Waiver or Modification of Informed Consent
Under special circumstances the IRB may permit a modification of the requirements for informed consent or a complete waiver of informed consent. The criteria for modification or waiver should be reviewed by the investigator.
The IRB may also waive the requirement for documentation of informed consent. The criteria for this waiver are spelled out in section 117(c) of the federal regulations: Documentation of Informed Consent
Below, please find more detailed information on select situations that arise or may arise during the length of a protocol, such as annual reporting and adverse effects. This is not a comprehensive list.
Certificates of Confidentiality
When research involves particularly sensitive information (e.g., drug use, genetic information, etc.) that is linked to subject identifiers, the IRB may require that the investigator secure a “Certificate of Confidentiality” from the NIH.
Any changes to existing protocols should first be reviewed by the IRB as they may impact the risk/benefit ratio of the protocol. To submit an amendment, go to the “view protocol” page and click on the “Amendments” tab at the bottom to find the link to upload the amendment. Include a summary of the changes. If the changes require modification of the original consent form, include the updated consent form along with the summary. Use track changes to highlight the changes being made.

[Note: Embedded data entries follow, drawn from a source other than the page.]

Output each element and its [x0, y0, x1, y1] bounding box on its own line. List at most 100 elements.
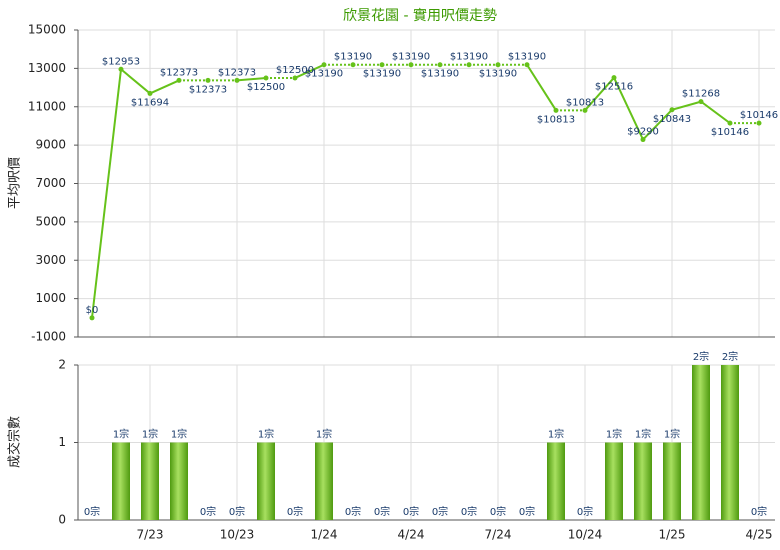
point: [147, 90, 153, 96]
value-label: $13190: [305, 69, 343, 80]
value-label: $10146: [711, 127, 749, 138]
point: [437, 62, 443, 68]
y-tick-label: 3000: [35, 253, 66, 267]
x-tick-label: 10/23: [220, 528, 255, 542]
point: [524, 62, 530, 68]
bar: [170, 442, 188, 520]
y-tick-label: 1000: [35, 291, 66, 305]
value-label: 0宗: [577, 505, 593, 518]
value-label: 1宗: [171, 428, 187, 441]
y-tick-label: 2: [58, 358, 66, 372]
value-label: 0宗: [432, 505, 448, 518]
point: [553, 107, 559, 113]
value-label: 0宗: [403, 505, 419, 518]
bar: [663, 442, 681, 520]
point: [582, 107, 588, 113]
bar: [141, 442, 159, 520]
x-tick-label: 4/24: [398, 528, 425, 542]
x-tick-label: 7/23: [137, 528, 164, 542]
value-label: 0宗: [461, 505, 477, 518]
x-tick-label: 1/24: [311, 528, 338, 542]
value-label: 0宗: [374, 505, 390, 518]
point: [727, 120, 733, 126]
value-label: 0宗: [84, 505, 100, 518]
value-label: 1宗: [316, 428, 332, 441]
value-label: $12373: [189, 84, 227, 95]
value-label: 1宗: [664, 428, 680, 441]
point: [89, 315, 95, 321]
point: [205, 77, 211, 83]
y-axis-label: 成交宗數: [7, 416, 23, 468]
point: [350, 62, 356, 68]
value-label: $12500: [276, 65, 314, 76]
value-label: 0宗: [345, 505, 361, 518]
point: [640, 137, 646, 143]
point: [408, 62, 414, 68]
x-tick-label: 1/25: [659, 528, 686, 542]
y-tick-label: -1000: [31, 330, 66, 344]
value-label: $11694: [131, 97, 169, 108]
value-label: 1宗: [142, 428, 158, 441]
value-label: 1宗: [635, 428, 651, 441]
y-tick-label: 15000: [28, 23, 66, 37]
value-label: 1宗: [606, 428, 622, 441]
value-label: $13190: [363, 69, 401, 80]
bar: [315, 442, 333, 520]
value-label: $13190: [450, 52, 488, 63]
y-tick-label: 5000: [35, 214, 66, 228]
bar: [634, 442, 652, 520]
point: [234, 77, 240, 83]
value-label: 0宗: [287, 505, 303, 518]
point: [466, 62, 472, 68]
value-label: $13190: [392, 52, 430, 63]
chart-title: 欣景花園 - 實用呎價走勢: [343, 7, 497, 24]
value-label: $10813: [566, 97, 604, 108]
y-tick-label: 13000: [28, 61, 66, 75]
point: [118, 66, 124, 72]
bar: [547, 442, 565, 520]
value-label: 1宗: [258, 428, 274, 441]
point: [379, 62, 385, 68]
x-tick-label: 7/24: [485, 528, 512, 542]
value-label: $9290: [627, 127, 659, 138]
y-tick-label: 0: [58, 513, 66, 527]
y-axis-label: 平均呎價: [8, 157, 23, 209]
value-label: $13190: [508, 52, 546, 63]
value-label: 0宗: [490, 505, 506, 518]
y-tick-label: 7000: [35, 176, 66, 190]
x-tick-label: 4/25: [746, 528, 773, 542]
point: [669, 107, 675, 113]
value-label: 0宗: [229, 505, 245, 518]
value-label: 0宗: [751, 505, 767, 518]
value-label: 2宗: [693, 350, 709, 363]
value-label: $12516: [595, 82, 633, 93]
value-label: 2宗: [722, 350, 738, 363]
value-label: 1宗: [113, 428, 129, 441]
bar: [605, 442, 623, 520]
value-label: 0宗: [200, 505, 216, 518]
value-label: $13190: [421, 69, 459, 80]
value-label: $12373: [160, 67, 198, 78]
value-label: 0宗: [519, 505, 535, 518]
value-label: $12500: [247, 82, 285, 93]
y-tick-label: 9000: [35, 138, 66, 152]
value-label: $10146: [740, 110, 778, 121]
price-line: [91, 63, 759, 318]
value-label: $13190: [334, 52, 372, 63]
point: [292, 75, 298, 81]
value-label: $11268: [682, 89, 720, 100]
point: [263, 75, 269, 81]
point: [698, 99, 704, 105]
bar: [257, 442, 275, 520]
value-label: $13190: [479, 69, 517, 80]
bar: [692, 365, 710, 520]
value-label: $0: [86, 305, 99, 316]
value-label: $12953: [102, 56, 140, 67]
value-label: $12373: [218, 67, 256, 78]
bar: [721, 365, 739, 520]
y-tick-label: 1: [58, 435, 66, 449]
point: [756, 120, 762, 126]
point: [495, 62, 501, 68]
x-tick-label: 10/24: [568, 528, 603, 542]
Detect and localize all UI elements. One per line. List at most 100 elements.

Annual Reports/Continuing Review
Exempt protocols are not required to file continuing reviews on an annual basis but all protocols approved by expedited or full board review procedures are required to submit a continuing review report or termination. Mentor will automatically notify you of an impending report due date. Just go to the view protocol page and scroll down to the set of tabs at the bottom. The Annual Report tab is the first tab visible. Click on the Context Menu and select “Edit” and complete the resulting form.
In the event that a human subject is harmed as a result of participation in your project, it is necessary that you immediately inform the IRB. Go to the view protocol page and click on the Adverse Events tab. There is a button there to upload a description of the event. You should include in your summary your judgment of whether the harm to the subject was a result of their participation in the project or incidental to it. You should also indicate if you think that the event warrants any changes to your protocol or consent form. If so, you should then submit a protocol amendment. It is best to talk with the IRB chair before submitting your amendment.
Mentor and CITI Sign-In Information
Students, with CITI certification, may only submit classroom research and/or capstone projects with a faculty sponsor who has up-to-date CITI training credentials. If you are planning on having students conduct human subjects research, you must sign off and serve as a sponsor. Students no longer have the ability to submit protocols on their own.
Please make sure all CITI training is up-to-date.